Many Moroccans experience anxiety at some point in their lives, for different reasons. However, when the symptoms become frequent, are larger than their triggers, or happen for no reason at all, it could be a sign of an anxiety disorder.
Here I want to share with you some key tips that have really helped me.
Antidepressants have really helped me, but it’s not always the case for everyone.
It’s important to understand the nature of anxiety and be mindful of it. Anxiety irrationally increases the likelihood of an event occurring, catastrophizes the situation (it’s going to be so terrible, the worst! etc), and it induces self-doubt (I won’t be able to cope, my life will be ruined! etc.) That’s how anxiety works, it plays tricks on your mind.

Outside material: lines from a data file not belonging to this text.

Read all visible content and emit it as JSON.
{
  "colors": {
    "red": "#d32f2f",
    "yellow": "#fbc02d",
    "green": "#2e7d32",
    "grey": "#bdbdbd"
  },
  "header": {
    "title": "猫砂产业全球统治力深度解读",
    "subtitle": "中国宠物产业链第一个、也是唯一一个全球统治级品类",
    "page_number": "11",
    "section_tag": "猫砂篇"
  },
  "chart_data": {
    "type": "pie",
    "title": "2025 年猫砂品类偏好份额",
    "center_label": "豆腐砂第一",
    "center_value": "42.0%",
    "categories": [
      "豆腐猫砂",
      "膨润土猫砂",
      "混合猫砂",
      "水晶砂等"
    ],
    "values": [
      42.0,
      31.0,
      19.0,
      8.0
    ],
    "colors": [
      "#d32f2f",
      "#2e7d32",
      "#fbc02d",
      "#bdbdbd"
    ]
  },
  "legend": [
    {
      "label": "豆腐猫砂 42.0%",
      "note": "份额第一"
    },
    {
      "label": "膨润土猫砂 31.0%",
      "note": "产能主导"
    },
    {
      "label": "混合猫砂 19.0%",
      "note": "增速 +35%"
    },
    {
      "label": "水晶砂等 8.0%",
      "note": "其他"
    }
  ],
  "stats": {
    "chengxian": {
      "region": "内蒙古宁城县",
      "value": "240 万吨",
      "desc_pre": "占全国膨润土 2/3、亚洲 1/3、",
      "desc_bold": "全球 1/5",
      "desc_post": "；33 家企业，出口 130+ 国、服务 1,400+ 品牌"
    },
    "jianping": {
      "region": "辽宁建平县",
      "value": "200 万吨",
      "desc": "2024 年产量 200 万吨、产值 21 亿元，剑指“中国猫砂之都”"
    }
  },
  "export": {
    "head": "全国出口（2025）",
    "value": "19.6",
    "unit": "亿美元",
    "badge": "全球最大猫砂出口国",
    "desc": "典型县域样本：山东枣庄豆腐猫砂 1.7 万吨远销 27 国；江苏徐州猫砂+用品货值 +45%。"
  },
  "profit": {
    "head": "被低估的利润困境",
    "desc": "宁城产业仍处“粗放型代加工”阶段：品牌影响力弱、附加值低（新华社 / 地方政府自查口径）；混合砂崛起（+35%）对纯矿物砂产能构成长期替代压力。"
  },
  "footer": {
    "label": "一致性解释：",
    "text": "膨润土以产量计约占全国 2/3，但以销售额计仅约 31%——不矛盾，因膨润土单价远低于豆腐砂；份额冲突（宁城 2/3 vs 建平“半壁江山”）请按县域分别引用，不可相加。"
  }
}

Physiologically the fear circuits in the emotional center of your brain (the amygdala) is on overdrive and the prefrontal cortex (the part of the brain that reasons and performs executive functions) is suppressed, that’s why it’s hard to rationalize and then all of a sudden you’re breathing shallow/ short breaths and your chest tightens up because of your heart rate. That’s when I typically take deep breaths to calm my body down… It takes around 20 minutes for your heart rate/ body to calm down.
Challenge your thoughts.
I also challenge my anxious thoughts. You can always try journaling your anxiety and then challenging it. Seeing these irrational thoughts on paper really help show you how irrational the fears are.
Shift your focus.
Another key thing is to avoid ruminating about your fears (repetitively going over the fears). Challenge the fears and once you come to a conclusion debunking the fear, focus your attention on something else that is more productive. As your mind focuses on something lighter your body and mind will calm down. Just keep doing it and it will get easier over time, your brain will adapt.
I also want you to understand something super key: anxiety focuses on a future THAT DOES NOT EXIST. It literally does not exist. The only thing that exists is this very present moment. So when the anxious feelings and thought rise, I usually tell myself “nope I’m not going to waste my time on something that does not exist” then I refocus my attention on my breath, on my surroundings, and on the physical present.